Insider Trading February 17, 2026

Sierra Bancorp Director Disposes of $9,380 in Shares; Company Posts Strong Quarter and Raises Dividend

Director Julie G. Castle sold 250 shares on Feb. 13, 2026, as Sierra Bancorp reported better-than-expected results and a modest dividend increase

By Derek Hwang BSRR
Sierra Bancorp Director Disposes of $9,380 in Shares; Company Posts Strong Quarter and Raises Dividend
BSRR

Julie G. Castle, a member of Sierra Bancorp's board, sold 250 shares of company common stock on February 13, 2026, for $37.52 per share, totaling $9,380. The filing shows Castle retains direct ownership of 7,806 shares and holds additional shares indirectly through family trust structures. Separately, Sierra Bancorp reported a solid quarter that prompted DA Davidson to raise its price target and the bank announced a 4% increase to its regular quarterly cash dividend.

Key Points

  • Director Julie G. Castle sold 250 shares of Sierra Bancorp on February 13, 2026, at $37.52 per share, totaling $9,380.
  • After the sale, Castle directly owns 7,806 shares and also has indirect holdings through the Castle Family Trust, Steven T Castle & Julie G Castle TTEES.
  • Sierra Bancorp reported a solid quarter; DA Davidson raised its price target from $39 to $44 and maintained a Buy rating, citing EPS upside linked to a lower-than-expected negative provision for loan losses. The company also increased its regular quarterly dividend 4 percent to $0.26 per share, payable February 17, 2026, to holders of record February 9, 2026.

Julie G. Castle, who serves on the board of Sierra Bancorp (OTC:BSRR), completed a sale of 250 shares of the bank's common stock on February 13, 2026, according to a Form 4 filing with the Securities and Exchange Commission.

The shares were sold at $37.52 each, resulting in a total transaction value of $9,380. After the sale, Castle directly holds 7,806 shares of Sierra Bancorp. The filing also records indirect holdings through the Castle Family Trust, Steven T Castle & Julie G Castle TTEES.

In related corporate developments, Sierra Bancorp released quarterly results described in the filing as solid, which influenced DA Davidson to revise its valuation outlook. The firm raised its price target on Sierra Bancorp from $39 to $44 while keeping a Buy rating in place. That change was tied to an earnings-per-share upside, which the report attributed to a smaller-than-expected negative provision for loan losses.

The company also announced an increase in its regular quarterly cash dividend. The dividend was raised 4 percent, moving from $0.25 per share to $0.26 per share. The dividend is scheduled to be paid on February 17, 2026, to shareholders of record as of February 9, 2026.


This set of disclosures - an insider sale alongside updated analyst guidance and a dividend increase - appears in the company filings and analyst commentary cited in the Form 4 filing. The filing lists Castle's direct and indirect ownership positions, the sale date, price per share, and total transaction value. The analyst action and dividend declaration referenced in the filing summarize recent operational and capital allocation decisions announced by Sierra Bancorp.

Where the filing is silent, it does not provide additional explanation for Castle's decision to sell shares, nor does it extend commentary beyond the quarter cited and the specific dividend payment date and record date.

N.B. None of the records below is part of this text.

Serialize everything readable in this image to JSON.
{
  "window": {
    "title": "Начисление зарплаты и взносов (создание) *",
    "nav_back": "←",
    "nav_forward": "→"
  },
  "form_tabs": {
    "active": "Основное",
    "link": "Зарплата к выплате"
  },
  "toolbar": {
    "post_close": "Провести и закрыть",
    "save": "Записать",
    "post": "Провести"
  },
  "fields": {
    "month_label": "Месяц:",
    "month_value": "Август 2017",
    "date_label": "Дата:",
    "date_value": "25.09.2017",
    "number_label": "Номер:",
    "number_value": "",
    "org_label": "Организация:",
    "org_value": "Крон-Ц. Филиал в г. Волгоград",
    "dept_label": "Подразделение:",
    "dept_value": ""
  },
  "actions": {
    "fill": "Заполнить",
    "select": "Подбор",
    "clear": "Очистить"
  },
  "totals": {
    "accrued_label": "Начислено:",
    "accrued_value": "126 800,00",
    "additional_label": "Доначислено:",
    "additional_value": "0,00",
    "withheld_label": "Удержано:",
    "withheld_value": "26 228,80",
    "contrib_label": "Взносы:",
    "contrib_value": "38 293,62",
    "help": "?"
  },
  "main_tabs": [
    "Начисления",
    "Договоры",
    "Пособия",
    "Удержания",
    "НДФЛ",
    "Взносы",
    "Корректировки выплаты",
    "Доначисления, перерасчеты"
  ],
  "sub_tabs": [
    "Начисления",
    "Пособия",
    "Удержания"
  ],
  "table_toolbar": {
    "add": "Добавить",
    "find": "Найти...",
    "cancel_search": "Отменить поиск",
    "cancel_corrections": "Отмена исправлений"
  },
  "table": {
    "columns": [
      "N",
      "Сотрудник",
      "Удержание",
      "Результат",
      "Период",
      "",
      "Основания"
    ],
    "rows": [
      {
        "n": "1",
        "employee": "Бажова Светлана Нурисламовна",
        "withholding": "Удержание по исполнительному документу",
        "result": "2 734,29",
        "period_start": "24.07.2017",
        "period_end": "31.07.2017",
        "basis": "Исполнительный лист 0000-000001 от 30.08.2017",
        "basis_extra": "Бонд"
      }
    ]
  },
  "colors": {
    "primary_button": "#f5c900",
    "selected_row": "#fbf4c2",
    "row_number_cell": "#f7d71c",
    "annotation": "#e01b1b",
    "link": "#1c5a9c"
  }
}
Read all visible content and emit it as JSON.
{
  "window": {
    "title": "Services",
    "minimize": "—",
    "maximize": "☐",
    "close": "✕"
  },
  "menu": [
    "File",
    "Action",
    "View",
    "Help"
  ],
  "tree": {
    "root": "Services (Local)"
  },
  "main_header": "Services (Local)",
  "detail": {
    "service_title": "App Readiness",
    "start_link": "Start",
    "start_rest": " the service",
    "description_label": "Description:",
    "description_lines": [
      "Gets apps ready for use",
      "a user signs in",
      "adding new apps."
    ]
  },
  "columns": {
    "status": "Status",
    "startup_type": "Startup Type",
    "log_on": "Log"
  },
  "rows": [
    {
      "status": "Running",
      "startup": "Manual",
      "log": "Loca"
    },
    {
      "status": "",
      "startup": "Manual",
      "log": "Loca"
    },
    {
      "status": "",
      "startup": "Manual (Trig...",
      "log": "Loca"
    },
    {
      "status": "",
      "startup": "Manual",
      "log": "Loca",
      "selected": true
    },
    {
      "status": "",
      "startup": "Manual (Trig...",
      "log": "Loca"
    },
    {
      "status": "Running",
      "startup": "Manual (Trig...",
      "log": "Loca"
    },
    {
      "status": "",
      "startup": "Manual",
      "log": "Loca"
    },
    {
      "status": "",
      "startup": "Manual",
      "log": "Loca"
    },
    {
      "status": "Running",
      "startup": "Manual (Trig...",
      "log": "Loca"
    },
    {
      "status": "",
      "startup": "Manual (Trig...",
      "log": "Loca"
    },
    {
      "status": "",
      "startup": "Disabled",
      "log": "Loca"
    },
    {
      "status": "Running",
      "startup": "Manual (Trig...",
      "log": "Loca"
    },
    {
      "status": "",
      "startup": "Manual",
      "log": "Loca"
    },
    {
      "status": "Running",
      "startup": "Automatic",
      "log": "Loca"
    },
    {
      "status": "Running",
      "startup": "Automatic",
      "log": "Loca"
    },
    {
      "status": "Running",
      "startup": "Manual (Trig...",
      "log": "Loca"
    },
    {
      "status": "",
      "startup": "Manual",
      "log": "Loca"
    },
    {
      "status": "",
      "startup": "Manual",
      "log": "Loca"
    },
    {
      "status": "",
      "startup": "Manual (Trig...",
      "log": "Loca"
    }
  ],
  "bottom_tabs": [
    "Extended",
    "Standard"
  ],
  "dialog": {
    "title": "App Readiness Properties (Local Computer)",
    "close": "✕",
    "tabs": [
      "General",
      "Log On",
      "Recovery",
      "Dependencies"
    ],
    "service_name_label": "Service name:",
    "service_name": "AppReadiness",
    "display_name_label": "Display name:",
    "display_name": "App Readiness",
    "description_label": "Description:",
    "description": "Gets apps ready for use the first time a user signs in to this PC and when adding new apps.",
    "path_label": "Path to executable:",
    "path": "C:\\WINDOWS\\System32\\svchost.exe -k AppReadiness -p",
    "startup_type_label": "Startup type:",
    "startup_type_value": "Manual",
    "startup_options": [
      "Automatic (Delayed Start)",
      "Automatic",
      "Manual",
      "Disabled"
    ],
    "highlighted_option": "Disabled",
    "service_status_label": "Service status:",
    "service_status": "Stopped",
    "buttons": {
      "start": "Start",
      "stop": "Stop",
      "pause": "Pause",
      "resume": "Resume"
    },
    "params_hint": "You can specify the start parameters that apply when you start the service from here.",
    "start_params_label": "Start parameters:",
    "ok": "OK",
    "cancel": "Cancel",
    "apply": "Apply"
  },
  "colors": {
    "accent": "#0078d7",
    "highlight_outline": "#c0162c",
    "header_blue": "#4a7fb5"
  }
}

The available documents record the transaction details and the company's most recently announced quarterly dividend and accompanying analyst reaction.

Risks

  • The Form 4 filing does not state a reason for Castle's sale, leaving the motivation for the insider transaction unclear - this uncertainty affects interpretations by investors and analysts in the banking and financials sectors.
  • The dividend increase is limited to the announced payment; the filing and related commentary do not address future dividend policy or sustainability beyond the declared quarter, creating uncertainty for income-focused investors in the banking sector.
  • Analyst adjustments and one-quarter EPS upside tied to a smaller negative provision for loan losses reflect recent performance but do not guarantee similar outcomes in future periods, which introduces earnings variability risk for the financials sector.